Wild duck cooked bloody rare is my favorite food in the world.* Was finding a couple of frozen ones at the AA International Market on Security Boulevard too good to be true? Maybe, maybe not. Though hardly comparable to an Eastern Shore canvasback, when roasted for 22 minutes at 500 degrees, no question lingered but that this was, indeed, a wild duck. My understanding was that commerce in wild ducks was illegal. I'm also ignorant as to how America's Asian markets do their sourcing and have yet to surpass the language barrier enough to find someone who could inform me. But I've been combing over the freezers, stalls, tables, and shelves of Baltimore's Asian markets for many years, and this was a first.

Perhaps these "wild ducks" were actually raised on farms, maybe in China. Or they could have been bagged by a hunter God knows where. I doubt the latter, as the skin bore no evidence of piercing by buckshot. After finding wild duck at an Asian market where plenty of items were past the sell date and much that was frozen was poorly packaged, you'd think I'd heed the "safe handling instructions" on the cellophane wrap. Being as it were, my craving for rare wild duck transcended any such precaution. You might even say that those 22 minutes in the oven I claimed were something of a fib. At least a couple of them were spent pulling my duck in and out of the oven for basting. I'd dotted it with butter. A little bacon might have worked better, but we were out of it. You don't really need to baste a wild duck with anything to keep it moist when cooking it this rare, even though wild duck is a whole lot leaner than the various kinds of duck served in restaurants or that you find in other stores.

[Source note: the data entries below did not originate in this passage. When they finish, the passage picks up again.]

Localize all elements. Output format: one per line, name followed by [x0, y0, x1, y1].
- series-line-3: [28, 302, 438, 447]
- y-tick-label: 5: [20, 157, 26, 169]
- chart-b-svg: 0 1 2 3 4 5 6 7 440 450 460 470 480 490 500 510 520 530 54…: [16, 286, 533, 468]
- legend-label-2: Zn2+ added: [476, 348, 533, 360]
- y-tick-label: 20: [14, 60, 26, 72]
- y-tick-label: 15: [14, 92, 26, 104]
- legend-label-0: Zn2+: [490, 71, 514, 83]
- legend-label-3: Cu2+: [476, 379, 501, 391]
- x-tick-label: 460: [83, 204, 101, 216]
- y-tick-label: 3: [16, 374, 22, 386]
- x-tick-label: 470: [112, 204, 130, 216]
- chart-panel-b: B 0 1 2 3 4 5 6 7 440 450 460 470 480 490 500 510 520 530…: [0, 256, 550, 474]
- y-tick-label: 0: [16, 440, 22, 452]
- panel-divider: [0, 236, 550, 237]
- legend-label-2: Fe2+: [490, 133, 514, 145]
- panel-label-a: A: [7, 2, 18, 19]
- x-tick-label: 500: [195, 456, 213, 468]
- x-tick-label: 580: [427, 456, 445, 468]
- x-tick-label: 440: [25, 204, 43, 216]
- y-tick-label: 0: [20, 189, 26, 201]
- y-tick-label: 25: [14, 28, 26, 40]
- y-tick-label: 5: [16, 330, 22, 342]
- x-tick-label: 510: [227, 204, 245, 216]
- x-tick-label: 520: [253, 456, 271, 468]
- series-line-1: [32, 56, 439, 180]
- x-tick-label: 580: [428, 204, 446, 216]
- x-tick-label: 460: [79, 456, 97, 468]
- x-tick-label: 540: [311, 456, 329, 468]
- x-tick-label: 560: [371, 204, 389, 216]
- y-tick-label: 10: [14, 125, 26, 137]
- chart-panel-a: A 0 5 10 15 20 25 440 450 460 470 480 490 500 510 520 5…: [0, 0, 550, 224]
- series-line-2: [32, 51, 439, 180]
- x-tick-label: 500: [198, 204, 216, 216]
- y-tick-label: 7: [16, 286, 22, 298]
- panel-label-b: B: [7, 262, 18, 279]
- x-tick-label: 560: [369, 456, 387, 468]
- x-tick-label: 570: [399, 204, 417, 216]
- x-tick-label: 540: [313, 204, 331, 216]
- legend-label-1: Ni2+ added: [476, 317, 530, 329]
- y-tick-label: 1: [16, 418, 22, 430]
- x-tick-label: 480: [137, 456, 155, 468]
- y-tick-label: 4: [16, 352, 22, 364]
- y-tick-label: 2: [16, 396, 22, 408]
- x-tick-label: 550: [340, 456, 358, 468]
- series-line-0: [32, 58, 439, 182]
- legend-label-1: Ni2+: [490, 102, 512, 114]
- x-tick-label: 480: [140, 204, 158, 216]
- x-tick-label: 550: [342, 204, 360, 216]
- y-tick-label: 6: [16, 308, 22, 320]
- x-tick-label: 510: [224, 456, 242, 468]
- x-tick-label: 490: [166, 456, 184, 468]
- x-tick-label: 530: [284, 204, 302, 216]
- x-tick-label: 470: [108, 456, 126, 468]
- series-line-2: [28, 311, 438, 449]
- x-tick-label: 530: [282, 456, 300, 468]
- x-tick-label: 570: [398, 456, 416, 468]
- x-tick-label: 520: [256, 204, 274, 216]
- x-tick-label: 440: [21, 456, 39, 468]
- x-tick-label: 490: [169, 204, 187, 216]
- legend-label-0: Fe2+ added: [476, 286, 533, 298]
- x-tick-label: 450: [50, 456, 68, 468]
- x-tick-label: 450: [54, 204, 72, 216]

I proclaim this my find of the year.

With some hindsight, I believe that 22 minutes at 500 F would prove a bit too rare for most readers and suggest that 23 uninterrupted minutes at 500F is the perfect length of time for cooking this kind of duck, all of which are pretty much the same size. To avoid having to interrupt the process for basting, I recommend laying several strips of bacon over the bird before roasting.